An American Special Operations forces soldier was killed and four others were wounded on Friday in a southwestern Somalia gun battle against fighters for the Islamic extremist group the Shabab, three Defense Department officials said. The attack marked the first combat casualties that have been publicized in Africa since an ambush in Niger in October.
The American forces were alongside Somali troops at a small outpost near the town of Jamaame when they came under small arms and mortar fire, Defense Department officials said on Friday.
The American team was backed up by armed surveillance aircraft overhead, the officials said. The Shabab, an affiliate of Al Qaeda, claimed credit for the attack; it has been fighting American forces in East Africa for more than a decade.
In a post picked up by the SITE Intelligence Group, which monitors online extremist message boards, the Shabab said that its fighters had struck a joint American-Somali base on the outskirts of Kismayo, mounting what it called a “fierce attack.”

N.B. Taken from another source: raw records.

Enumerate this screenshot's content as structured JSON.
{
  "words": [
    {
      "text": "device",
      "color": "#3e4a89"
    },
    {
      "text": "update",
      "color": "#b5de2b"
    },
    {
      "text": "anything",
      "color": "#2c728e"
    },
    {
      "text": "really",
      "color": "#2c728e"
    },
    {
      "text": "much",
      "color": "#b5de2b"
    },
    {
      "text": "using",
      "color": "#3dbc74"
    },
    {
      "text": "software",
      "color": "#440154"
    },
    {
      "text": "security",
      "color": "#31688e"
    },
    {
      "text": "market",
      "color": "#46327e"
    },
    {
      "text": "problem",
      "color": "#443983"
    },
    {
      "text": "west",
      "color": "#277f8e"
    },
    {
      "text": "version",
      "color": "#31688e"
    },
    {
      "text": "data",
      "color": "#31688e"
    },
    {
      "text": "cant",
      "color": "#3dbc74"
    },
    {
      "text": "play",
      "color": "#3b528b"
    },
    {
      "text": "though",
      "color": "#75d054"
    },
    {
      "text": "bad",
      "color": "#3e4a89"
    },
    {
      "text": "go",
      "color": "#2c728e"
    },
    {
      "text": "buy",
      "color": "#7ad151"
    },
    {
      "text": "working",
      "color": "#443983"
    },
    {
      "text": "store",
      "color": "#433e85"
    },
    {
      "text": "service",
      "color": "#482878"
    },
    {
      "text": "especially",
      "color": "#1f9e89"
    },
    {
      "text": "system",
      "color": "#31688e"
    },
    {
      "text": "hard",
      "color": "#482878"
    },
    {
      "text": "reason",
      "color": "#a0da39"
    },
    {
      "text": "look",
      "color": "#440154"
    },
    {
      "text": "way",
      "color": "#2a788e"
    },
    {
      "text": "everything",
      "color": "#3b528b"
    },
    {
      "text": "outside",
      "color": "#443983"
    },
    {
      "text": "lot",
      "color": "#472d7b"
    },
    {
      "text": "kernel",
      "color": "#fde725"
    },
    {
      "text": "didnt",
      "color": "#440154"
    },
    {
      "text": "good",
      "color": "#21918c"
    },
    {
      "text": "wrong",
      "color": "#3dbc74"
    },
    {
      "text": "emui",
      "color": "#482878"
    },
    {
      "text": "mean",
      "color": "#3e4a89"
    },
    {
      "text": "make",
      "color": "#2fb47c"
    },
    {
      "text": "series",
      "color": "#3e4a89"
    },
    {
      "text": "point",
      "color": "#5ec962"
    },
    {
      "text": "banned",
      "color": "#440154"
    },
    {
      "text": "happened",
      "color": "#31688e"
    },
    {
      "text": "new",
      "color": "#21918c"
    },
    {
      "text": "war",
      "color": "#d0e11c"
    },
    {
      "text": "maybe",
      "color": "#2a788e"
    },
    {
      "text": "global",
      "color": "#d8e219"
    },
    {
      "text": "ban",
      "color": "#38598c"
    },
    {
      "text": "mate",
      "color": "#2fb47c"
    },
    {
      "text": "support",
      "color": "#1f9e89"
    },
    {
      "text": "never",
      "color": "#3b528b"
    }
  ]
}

The roughly 500 American troops in Somalia are mostly composed of a number of Special Operations units, including Army Green Berets, Marine Raiders and Navy SEALs spread across the country.
Friday’s fight, the extremist group said, came a day after the Shabab overran a Somali National Army base near Baidoa and ambushed other Somali soldiers in Mogadishu’s Huriwa district.

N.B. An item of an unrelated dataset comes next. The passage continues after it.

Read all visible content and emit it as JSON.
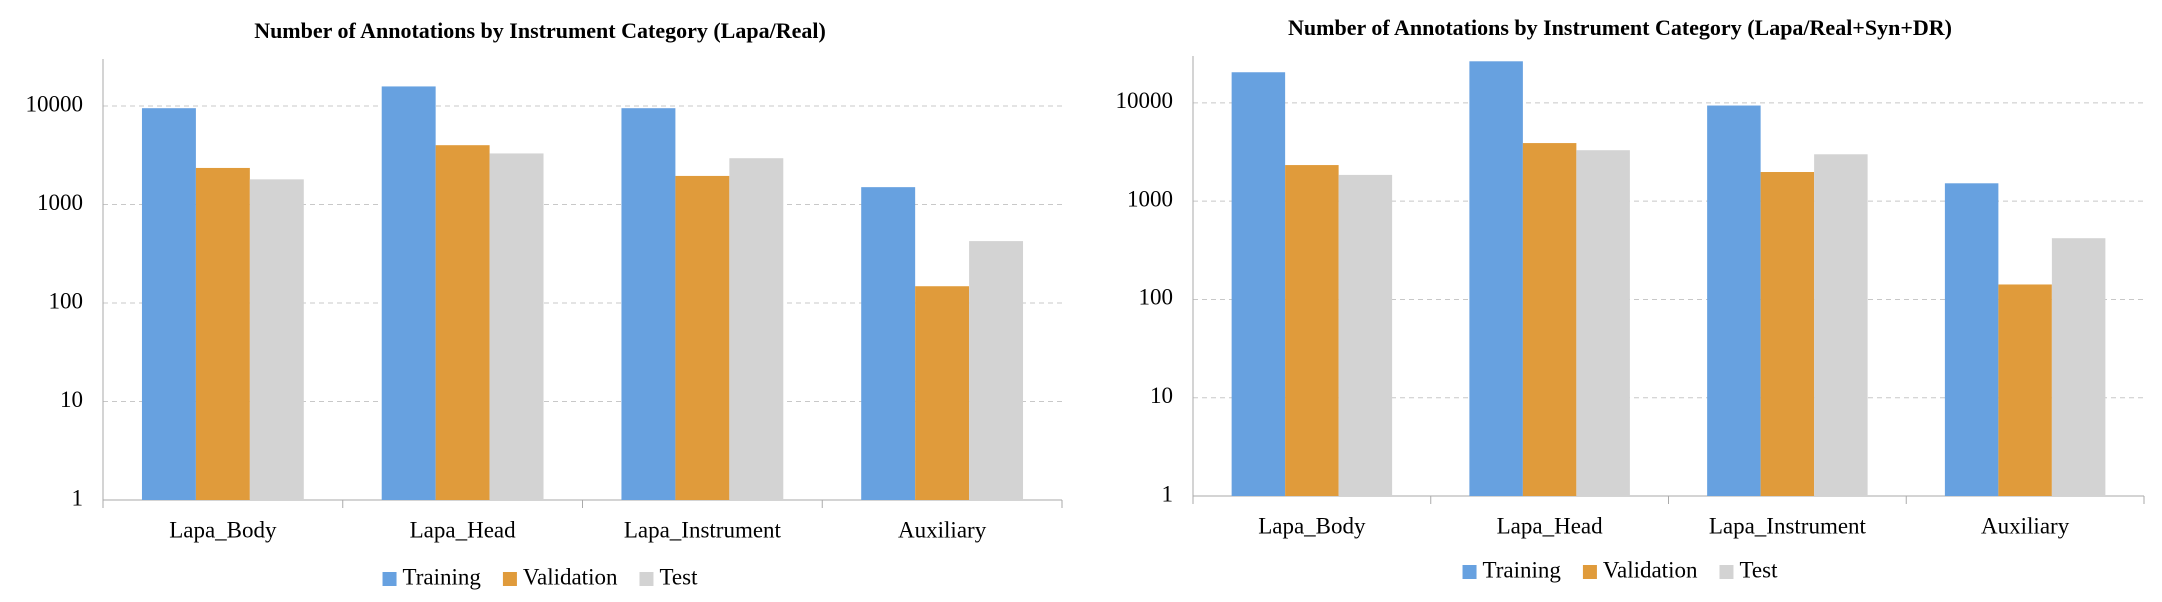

The attacks come as the American military looks to draw down counter terror forces in Africa as part of a larger Pentagon plan to pivot its focus on combating Russia, China and other great powers.
It was the second American combat death in Somalia in the past 13 months. Last May, a member of the Navy SEALs was killed and two other American service members wounded in a raid that the Pentagon initially described as an “advise, assist and accompany” mission.
Defense Department officials said at first that Somali government troops had led that operation, and the Shabab militants had attacked American forces that were hanging back. But American military leaders later acknowledged that the Navy SEALs were operating alongside the Somali military when they launched the raid.